Monday, November 20, 2006

LSE does it again

Only just the other day I remarked that in the ongoing exchange consolidation wars, the London Stock Exchange and Deutsche Bourse stood out like pimples on a pumpkin in failing to elicit greater economies of scale.

Deutsche Bourse's failure is not for lack of trying; it has courted the LSE on more than one occasion and then Euronext, but it was rebuked. While Deutsche Bourse is the rebuked, the LSE on the other hand, seems to be comfortable playing the role of the 'rebuker', having just rejected Nasdaq's bid for the second time according to FT reports.

After the failure of its first bid, which valued the LSE at 950 pence a share, Nasdaq CEO Robert Greifeld pitted his luck on his second round offer of 1,243 pence a share, which he described as a "full and fair offer." Well, try and tell that to Clara Furse, CEO of the LSE, who appears to be hedging her bets. Either she is happy for the exchange to go it alone in the ongoing exchange consolidation battle or she is waiting for a better offer?

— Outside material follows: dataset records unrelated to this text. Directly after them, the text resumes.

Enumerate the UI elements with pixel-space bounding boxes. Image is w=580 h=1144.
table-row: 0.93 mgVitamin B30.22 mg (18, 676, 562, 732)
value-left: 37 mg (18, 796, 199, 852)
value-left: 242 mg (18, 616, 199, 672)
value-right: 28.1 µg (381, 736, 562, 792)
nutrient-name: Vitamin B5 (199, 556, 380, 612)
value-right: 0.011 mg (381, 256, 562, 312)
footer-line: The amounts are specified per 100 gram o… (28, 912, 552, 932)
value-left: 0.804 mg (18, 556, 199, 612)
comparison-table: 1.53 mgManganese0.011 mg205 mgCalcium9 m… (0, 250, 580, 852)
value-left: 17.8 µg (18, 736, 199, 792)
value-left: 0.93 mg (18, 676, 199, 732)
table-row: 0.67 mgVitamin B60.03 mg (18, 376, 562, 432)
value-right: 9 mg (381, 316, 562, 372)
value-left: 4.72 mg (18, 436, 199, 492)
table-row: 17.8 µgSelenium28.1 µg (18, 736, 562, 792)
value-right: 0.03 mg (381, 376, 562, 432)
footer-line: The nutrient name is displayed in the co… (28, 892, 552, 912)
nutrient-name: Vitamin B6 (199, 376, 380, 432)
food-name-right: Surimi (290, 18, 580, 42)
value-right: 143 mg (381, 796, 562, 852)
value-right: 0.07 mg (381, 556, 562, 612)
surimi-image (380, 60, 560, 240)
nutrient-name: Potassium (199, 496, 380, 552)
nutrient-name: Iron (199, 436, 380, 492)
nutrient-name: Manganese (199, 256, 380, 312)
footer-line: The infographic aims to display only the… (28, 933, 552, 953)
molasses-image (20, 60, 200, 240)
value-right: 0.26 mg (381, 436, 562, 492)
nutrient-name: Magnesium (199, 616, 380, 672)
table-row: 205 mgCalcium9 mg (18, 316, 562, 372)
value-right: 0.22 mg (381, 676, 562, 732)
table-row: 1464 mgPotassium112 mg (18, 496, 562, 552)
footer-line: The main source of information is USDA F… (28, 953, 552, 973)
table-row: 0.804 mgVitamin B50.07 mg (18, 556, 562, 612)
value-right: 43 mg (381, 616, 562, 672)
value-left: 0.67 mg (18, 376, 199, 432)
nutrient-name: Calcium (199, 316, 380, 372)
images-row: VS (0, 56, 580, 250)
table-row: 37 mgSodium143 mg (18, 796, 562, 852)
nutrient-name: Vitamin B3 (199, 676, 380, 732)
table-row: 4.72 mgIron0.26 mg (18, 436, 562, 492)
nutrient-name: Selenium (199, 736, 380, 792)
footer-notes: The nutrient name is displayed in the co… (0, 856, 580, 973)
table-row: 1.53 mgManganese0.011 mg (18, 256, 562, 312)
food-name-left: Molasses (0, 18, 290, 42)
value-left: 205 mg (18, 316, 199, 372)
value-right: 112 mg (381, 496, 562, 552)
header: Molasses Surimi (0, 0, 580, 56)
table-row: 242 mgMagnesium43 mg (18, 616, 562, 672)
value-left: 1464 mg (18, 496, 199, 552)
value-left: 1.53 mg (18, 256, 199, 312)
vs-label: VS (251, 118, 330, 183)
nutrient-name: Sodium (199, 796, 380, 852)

Octavio Marenzi, CEO, Celent, says that the LSE has staked out a fiercely independent path and its recent outstanding earnings mean that Furse feels under no pressure to be bought out by anyone. "Firms making bids for the London Stock Exchange continue to show rather odd behaviour," says Marenzi. "Most notably, there is the tendency to make offers below the current market value of the exchange. Nasdaq appears to be attempting this again, with predictable consequences -- either the bid must be raised or it will fail."

Will Nasdaq retreat from its current bid like Deutsche Bourse has from its attempts to court Euronext? It is anyone's guess. However, despite healthy earnings at the LSE, can it afford to go it alone for much longer in view of recent announcements by Equiduct that it will establish a pan-European exchange and that seven investment banks will build an MTF?

As firms gear up for MiFID, a somewhat different trading landscape awaits the national exchanges, which have enjoyed monopoly status. But as rival "high speed" execution venues emerge offering lower trading tariffs and cheaper post-trade reporting services than the LSE, can Furse and the LSE's shareholders sustain their go-it-alone stance?